SPI-KEDIRI
Seorang peneliti dan jurnalis menggelar pameran foto bunga anggrek berdasar penelitiannya selama 12 hari di Papua. Tidak hanya foto, sejumlah spesimen anggrek yang belum memiliki nama juga dipamerkan.
Sedikitnya ada 25 foto anggrek yang dipamerkan, 7 di antaranya merupakan jenis anggrek asal papua yang baru ditemukan dan belum mempunyai nama.
25 karya foto anggrek asal papua ini dipamerkan di Kafe Jalan Stasiun Kota Kediri. Foto-foto ini diambil di Pegunungan Arfak Papua Barat yang didanai oleh Pulitzer Center selama 12 hari perjalanan.
Penelitian anggrek di Pegunungan Arfak ini dilakukan oleh Yuda Rehata Yudistira, seorang fotografer alam dan taksonom. Ketertarikannya pada anggrek membawanya menjadi orchidologist (peneliti anggrek), bersama dengan Titik Kartitiani seorang jurnalis dan penulis buku dengan tema lingkungan flora fauna, keragaman hayati, budaya serta tim perintis majalah Flona (flora fauna).

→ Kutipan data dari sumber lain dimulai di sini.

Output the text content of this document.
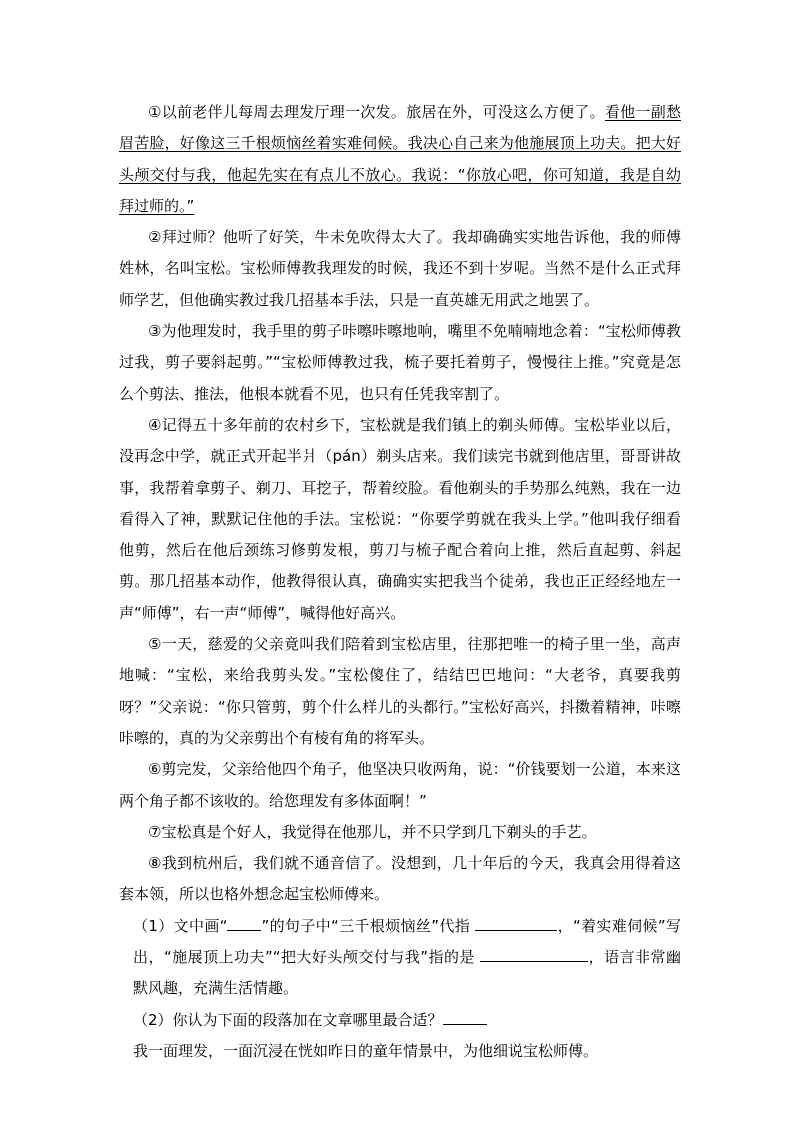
①以前老伴儿每周去理发厅理一次发。旅居在外，可没这么方便了。看他一副愁眉苦脸，好像这三千根烦恼丝着实难伺候。我决心自己来为他施展顶上功夫。把大好头颅交付与我，他起先实在有点儿不放心。我说：“你放心吧，你可知道，我是自幼拜过师的。”

②拜过师？他听了好笑，牛未免吹得太大了。我却确确实实地告诉他，我的师傅姓林，名叫宝松。宝松师傅教我理发的时候，我还不到十岁呢。当然不是什么正式拜师学艺，但他确实教过我几招基本手法，只是一直英雄无用武之地罢了。

③为他理发时，我手里的剪子咔嚓咔嚓地响，嘴里不免喃喃地念着：“宝松师傅教过我，剪子要斜起剪。”“宝松师傅教过我，梳子要托着剪子，慢慢往上推。”究竟是怎么个剪法、推法，他根本就看不见，也只有任凭我宰割了。

④记得五十多年前的农村乡下，宝松就是我们镇上的剃头师傅。宝松毕业以后，没再念中学，就正式开起半爿（pán）剃头店来。我们读完书就到他店里，哥哥讲故事，我帮着拿剪子、剃刀、耳挖子，帮着绞脸。看他剃头的手势那么纯熟，我在一边看得入了神，默默记住他的手法。宝松说：“你要学剪就在我头上学。”他叫我仔细看他剪，然后在他后颈练习修剪发根，剪刀与梳子配合着向上推，然后直起剪、斜起剪。那几招基本动作，他教得很认真，确确实实把我当个徒弟，我也正正经经地左一声“师傅”，右一声“师傅”，喊得他好高兴。

⑤一天，慈爱的父亲竟叫我们陪着到宝松店里，往那把唯一的椅子里一坐，高声地喊：“宝松，来给我剪头发。”宝松傻住了，结结巴巴地问：“大老爷，真要我剪呀？”父亲说：“你只管剪，剪个什么样儿的头都行。”宝松好高兴，抖擞着精神，咔嚓咔嚓的，真的为父亲剪出个有棱有角的将军头。

⑥剪完发，父亲给他四个角子，他坚决只收两角，说：“价钱要划一公道，本来这两个角子都不该收的。给您理发有多体面啊！”

⑦宝松真是个好人，我觉得在他那儿，并不只学到几下剃头的手艺。

⑧我到杭州后，我们就不通音信了。没想到，几十年后的今天，我真会用得着这套本领，所以也格外想念起宝松师傅来。

（1）文中画“ ”的句子中“三千根烦恼丝”代指	，“着实难伺候”写出，“施展顶上功夫”“把大好头颅交付与我”指的是	，语言非常幽默风趣，充满生活情趣。

（2）你认为下面的段落加在文章哪里最合适？

我一面理发，一面沉浸在恍如昨日的童年情景中，为他细说宝松师傅。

Dalam perjalanannya, mereka menemukan sedikitnya 7 jenis baru anggrek yang belum pernah ditemukan, bahkan belum mempunyai nama. Saat ini ketujuh anggrek tersebut masih dalam penelitian.
Yuda mengatakan pameran dan penelitian ini penting untuk ilmu pengetahuan serta mendata keanekaragaman hayati di Papua. Dalam waktu dekat Yuda juga akan melakukan penelitian di Nusa Tenggara Timur.
“Pegunungan Arfak di ketinggian lebih dari 2000 mdpl memberi keragaman anggrek yang sangat tinggi. Banyak anggrek yang saya temukan di sana dan baru pertama kali saya lihat. Meski sudah banyak para taksonom yang ke sana sejak abad ke-19, namun saya yakin masih banyak jenis baru yang menunggu kita temukan,” kata Yuda kepada wartawan, Selasa (12/7/2022).
Sementara itu, menurut Titik, penemuan mereka hendaknya bisa ‘dibumikan’ dengan bahasa awam sehingga semua orang bisa membaca. Sudah banyak publikasi jurnal taksonom Indonesia menemukan anggrek jenis baru, namun pembacanya hanya kalangan terbatas.
“Saya berharap akan lebih banyak teman-teman jurnalis yang bisa berkolaborasi dengan para peneliti. Selain kita bisa belajar langsung di lapangan, kita juga bisa menjadi jembatan informasi untuk publik dengan bahasa populer. Harapannya, makin banyak pembaca mengenal keragaman hayati, makin sadar dengan konservasi hutan hujan di Indonesia,” kata Titik.
Karya ilmiah pemuda yang tinggal di Sumedang ini telah dipublikasikan di sejumlah jurnal internasional. pameran foto ini akan berlangsung hingga tanggal 13 Juli.